We locked eyes again, the connection between us tightening in my throat. I did know this was beyond physical; Darragh was right about that.

“There’s something else, I think. Something beyond what we can see.” I couldn’t name it or describe it, but the dreams were real on some level that couldn’t be measured. I absolutely believed that, no matter what anyone else would’ve said if I’d told them about Rana. “I’m really sorry about your friend.”

“Thanks.” Darragh cleared his throat. “What you said before—that if we genuinely like each other enough it should be possible to be friends—I want to try. But I need you to do something for me as well.”

“What?”

“Don’t write the rest off yet. Don’t box us in.”

I jutted my chin out. “That’s just like being back at square one, with the waiting and—”

“It’s not,” Darragh protested. “We’re friends. Just friends. But don’t cut off the possibilities.”

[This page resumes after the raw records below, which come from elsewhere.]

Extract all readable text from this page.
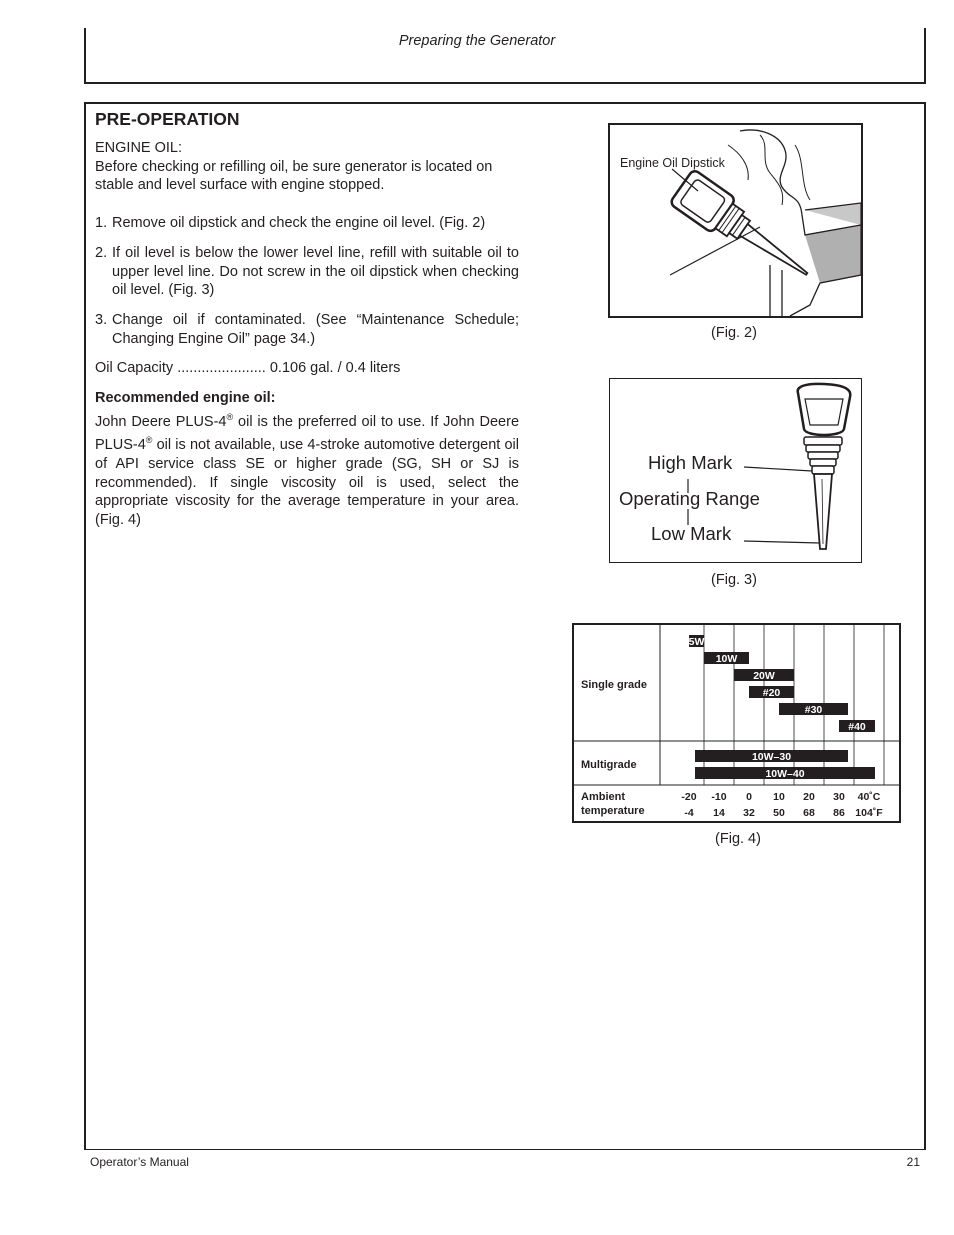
Preparing the Generator
PRE-OPERATION
ENGINE OIL:
Before checking or refilling oil, be sure generator is located on stable and level surface with engine stopped.
1. Remove oil dipstick and check the engine oil level. (Fig. 2)
2. If oil level is below the lower level line, refill with suitable oil to upper level line. Do not screw in the oil dipstick when checking oil level. (Fig. 3)
3. Change oil if contaminated. (See “Maintenance Schedule; Changing Engine Oil” page 34.)
Oil Capacity ...................... 0.106 gal. / 0.4 liters
Recommended engine oil:
John Deere PLUS-4® oil is the preferred oil to use. If John Deere PLUS-4® oil is not available, use 4-stroke automotive detergent oil of API service class SE or higher grade (SG, SH or SJ is recommended). If single viscosity oil is used, select the appropriate viscosity for the average temperature in your area. (Fig. 4)
Engine Oil Dipstick
(Fig. 2)
High Mark
Operating Range
Low Mark
(Fig. 3)
5W
10W
20W
#20
#30
#40
10W–30
10W–40
Single grade
Multigrade
Ambient
temperature
-20 -10 0 10 20 30 40˚C
-4 14 32 50 68 86 104˚F
(Fig. 4)
Operator’s Manual	21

I didn’t say yes or no; I stared at him on the Trinity lawn, feeling famished for what we were denying each other—the same possibility that he wanted to keep alive. Did he think this was easy for me? I’d wanted more at least as much as he did; he was the one with his foot still stuck in his friends-with-benefits past with Ursula. Didn’t he see what I was suggesting was our last chance for something real?

 “If you’re serious, do me a favour,” I declared. “No more if we were together talk. It’s not fair.”

“You’re right.” Darragh bowed his head apologetically. “I won’t say that again, I promise.”

“Thank you. I’m glad we talked about it, and everything else.”

“Me too,” he said solemnly.

“I should get going. I have to be home for dinner any minute now.” My fingers brushed grass and earth from my capris as I got to my feet.

Darragh slipped his cell out of his back pocket to check the time. “What happened to seven o’clock?”

“They’ll be expecting me for dinner, since I didn’t call to say I wouldn’t be home for it. I don’t want to piss them off when I only have a few days of curfew left.”

“I can give you a lift so you won’t be late,” Darragh offered.

At first it was every bit as overwhelming sitting on the back of Darragh’s scooter as it had been weeks ago. But my brain won out, lowering my body’s sensations to a steady buzz. Outside Aunt Kate and Uncle Frank’s house Darragh climbed off his bike along with me. “I’ll see you soon,” he said as I tugged off his spare helmet and handed it to him.

I didn’t ask him when. I didn’t touch him at all; even somewhere it should’ve been safe.

“See you soon,” I said back, turning to head up the driveway. If we were only friends I might not look over my shoulder to watch him go, and so I didn’t do that either. Not until he was far enough away that he couldn’t have seen me do it.